---
title: "`import_spss`: Importing data from 'SPSS'"
author: "Benjamin Becker"
date: "`r Sys.Date()`"
output: rmarkdown::html_vignette
vignette: >
  %\VignetteIndexEntry{`import_spss`: Importing data from 'SPSS'}
  %\VignetteEngine{knitr::rmarkdown}
  %\VignetteEncoding{UTF-8}
---

```{r, include = FALSE}
knitr::opts_chunk$set(
  collapse = TRUE,
  comment = "#>"
)
```

`import_spss()` allows importing data from `SPSS` (`.sav` and `.zsav` files) into `R` by using the `R` package `haven`. 

This vignette illustrates a typical workflow of importing a `SPSS` file using `import_spss()` and `extractData2()`. For illustrative purposes we use a small example data set from the campus files of the German PISA Plus assessment. The complete campus files and the original data set can be accessed [here](https://www.iqb.hu-berlin.de/fdz/Datenzugang/CF-Antrag/AntragsformularCF) and [here](https://www.iqb.hu-berlin.de/fdz/Datenzugang/SUF-Antrag). 

## Importing

```{r setup}
library(eatGADS)
```

We can import an `.sav` data set via the `import_spss()` function. Checks on variable names (for data base compatibility) are performed automatically. Changes to the variable names are reported to the console. This behavior can be suppressed by setting `checkVarNames = FALSE`.

```{r import spss}
sav_path <- system.file("extdata", "pisa.zsav", package = "eatGADS")
gads_obj <- import_spss(sav_path)
```

## `GADSdat` objects

The resulting object is of the class `GADSdat`. It is basically a named list containing the actual data (`dat`) and the meta data (`labels`). 

```{r class}
class(gads_obj)
names(gads_obj)
```

The names of the variables in a `GADSdat` object can be accessed via the `namesGADS()` function. The meta data of variables can be accessed via the `extractMeta()` function.

```{r names_and_meta}
namesGADS(gads_obj)
extractMeta(gads_obj, vars = c("schtype", "idschool"))
```

Commonly, the most informative columns are `varLabel` (containing variable labels), `value` (referencing labeled values), `valLabel` (containing value labels) and `missings` (missing tag: is a labeled value a missing value (`"miss"`) or not (`"valid"`)).  
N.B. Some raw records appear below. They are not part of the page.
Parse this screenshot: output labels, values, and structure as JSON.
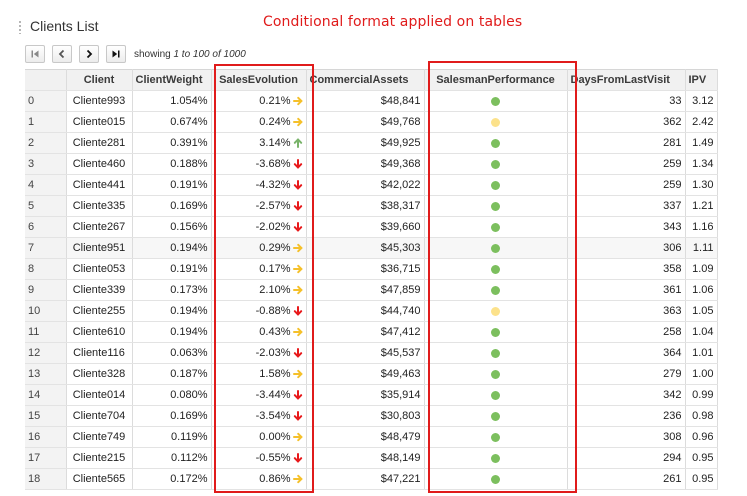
{
  "panel": {
    "title": "Clients List"
  },
  "annotation": "Conditional format applied on tables",
  "pager": {
    "buttons": [
      "first-page-icon",
      "previous-page-icon",
      "next-page-icon",
      "last-page-icon"
    ],
    "info_prefix": "showing ",
    "info_range": "1 to 100 of 1000"
  },
  "columns": [
    {
      "key": "idx",
      "label": ""
    },
    {
      "key": "client",
      "label": "Client"
    },
    {
      "key": "weight",
      "label": "ClientWeight"
    },
    {
      "key": "sales",
      "label": "SalesEvolution"
    },
    {
      "key": "assets",
      "label": "CommercialAssets"
    },
    {
      "key": "perf",
      "label": "SalesmanPerformance"
    },
    {
      "key": "days",
      "label": "DaysFromLastVisit"
    },
    {
      "key": "ipv",
      "label": "IPV"
    }
  ],
  "colors": {
    "arrow_up": "#79b36a",
    "arrow_flat": "#f5c02a",
    "arrow_down": "#e8191b",
    "perf_good": "#7cbf5e",
    "perf_mid": "#fce28b",
    "annotation": "#e01b1b"
  },
  "rows": [
    {
      "idx": "0",
      "client": "Cliente993",
      "weight": "1.054%",
      "sales": "0.21%",
      "trend": "flat",
      "assets": "$48,841",
      "perf": "green",
      "days": "33",
      "ipv": "3.12"
    },
    {
      "idx": "1",
      "client": "Cliente015",
      "weight": "0.674%",
      "sales": "0.24%",
      "trend": "flat",
      "assets": "$49,768",
      "perf": "yellow",
      "days": "362",
      "ipv": "2.42"
    },
    {
      "idx": "2",
      "client": "Cliente281",
      "weight": "0.391%",
      "sales": "3.14%",
      "trend": "up",
      "assets": "$49,925",
      "perf": "green",
      "days": "281",
      "ipv": "1.49"
    },
    {
      "idx": "3",
      "client": "Cliente460",
      "weight": "0.188%",
      "sales": "-3.68%",
      "trend": "down",
      "assets": "$49,368",
      "perf": "green",
      "days": "259",
      "ipv": "1.34"
    },
    {
      "idx": "4",
      "client": "Cliente441",
      "weight": "0.191%",
      "sales": "-4.32%",
      "trend": "down",
      "assets": "$42,022",
      "perf": "green",
      "days": "259",
      "ipv": "1.30"
    },
    {
      "idx": "5",
      "client": "Cliente335",
      "weight": "0.169%",
      "sales": "-2.57%",
      "trend": "down",
      "assets": "$38,317",
      "perf": "green",
      "days": "337",
      "ipv": "1.21"
    },
    {
      "idx": "6",
      "client": "Cliente267",
      "weight": "0.156%",
      "sales": "-2.02%",
      "trend": "down",
      "assets": "$39,660",
      "perf": "green",
      "days": "343",
      "ipv": "1.16"
    },
    {
      "idx": "7",
      "client": "Cliente951",
      "weight": "0.194%",
      "sales": "0.29%",
      "trend": "flat",
      "assets": "$45,303",
      "perf": "green",
      "days": "306",
      "ipv": "1.11"
    },
    {
      "idx": "8",
      "client": "Cliente053",
      "weight": "0.191%",
      "sales": "0.17%",
      "trend": "flat",
      "assets": "$36,715",
      "perf": "green",
      "days": "358",
      "ipv": "1.09"
    },
    {
      "idx": "9",
      "client": "Cliente339",
      "weight": "0.173%",
      "sales": "2.10%",
      "trend": "flat",
      "assets": "$47,859",
      "perf": "green",
      "days": "361",
      "ipv": "1.06"
    },
    {
      "idx": "10",
      "client": "Cliente255",
      "weight": "0.194%",
      "sales": "-0.88%",
      "trend": "down",
      "assets": "$44,740",
      "perf": "yellow",
      "days": "363",
      "ipv": "1.05"
    },
    {
      "idx": "11",
      "client": "Cliente610",
      "weight": "0.194%",
      "sales": "0.43%",
      "trend": "flat",
      "assets": "$47,412",
      "perf": "green",
      "days": "258",
      "ipv": "1.04"
    },
    {
      "idx": "12",
      "client": "Cliente116",
      "weight": "0.063%",
      "sales": "-2.03%",
      "trend": "down",
      "assets": "$45,537",
      "perf": "green",
      "days": "364",
      "ipv": "1.01"
    },
    {
      "idx": "13",
      "client": "Cliente328",
      "weight": "0.187%",
      "sales": "1.58%",
      "trend": "flat",
      "assets": "$49,463",
      "perf": "green",
      "days": "279",
      "ipv": "1.00"
    },
    {
      "idx": "14",
      "client": "Cliente014",
      "weight": "0.080%",
      "sales": "-3.44%",
      "trend": "down",
      "assets": "$35,914",
      "perf": "green",
      "days": "342",
      "ipv": "0.99"
    },
    {
      "idx": "15",
      "client": "Cliente704",
      "weight": "0.169%",
      "sales": "-3.54%",
      "trend": "down",
      "assets": "$30,803",
      "perf": "green",
      "days": "236",
      "ipv": "0.98"
    },
    {
      "idx": "16",
      "client": "Cliente749",
      "weight": "0.119%",
      "sales": "0.00%",
      "trend": "flat",
      "assets": "$48,479",
      "perf": "green",
      "days": "308",
      "ipv": "0.96"
    },
    {
      "idx": "17",
      "client": "Cliente215",
      "weight": "0.112%",
      "sales": "-0.55%",
      "trend": "down",
      "assets": "$48,149",
      "perf": "green",
      "days": "294",
      "ipv": "0.95"
    },
    {
      "idx": "18",
      "client": "Cliente565",
      "weight": "0.172%",
      "sales": "0.86%",
      "trend": "flat",
      "assets": "$47,221",
      "perf": "green",
      "days": "261",
      "ipv": "0.95"
    }
  ]
}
## Extracting data from `GADSdat`

If we want to use the data for analyses in `R` we have to extract it from the `GADSdat` object via the function `extractData2()`. 
In doing so, we have to make two important decisions: (a) how should values marked as missing values be treated (`convertMiss`)? 
And (b) how should labeled values in general be treated (`labels2character`, `labels2factor`, `labels2ordered`, `dropPartialLabels`)? 

If a variable name is not provided under any of `labels2character`, `labels2factor`, `labels2ordered`, all value labels of the corresponding variable are simply dropped.
If a variable name is provided under `labels2character`, the value labels of the corresponding variable are applied and the resulting variable is a character variable. `labels2factor` converts variables to factor and `labels2ordered` converts variables to ordered factors.

See `?extractData2` for more details.

```{r extractdata}
## convert all labeled variables to character
dat1 <- extractData2(gads_obj, labels2character = namesGADS(gads_obj))
dat1[1:5, 1:10]

## leave labeled variables as numeric
dat2 <- extractData2(gads_obj)
dat2[1:5, 1:10]

## leave labeled variables as numeric but convert some variables to character and some to factor
dat3 <- extractData2(gads_obj, labels2character = c("gender", "language"),
                     labels2factor = c("schtype", "sameteach"))
dat3[1:5, 1:10]
```

In general, we recommend leaving labeled variables as numeric and converting values with missing codes to `NA`. 
Both are the default behavior for `extractData2()`.
If required, value labels can always be accessed via using `extractMeta()` on the `GADSdat` object or the data base.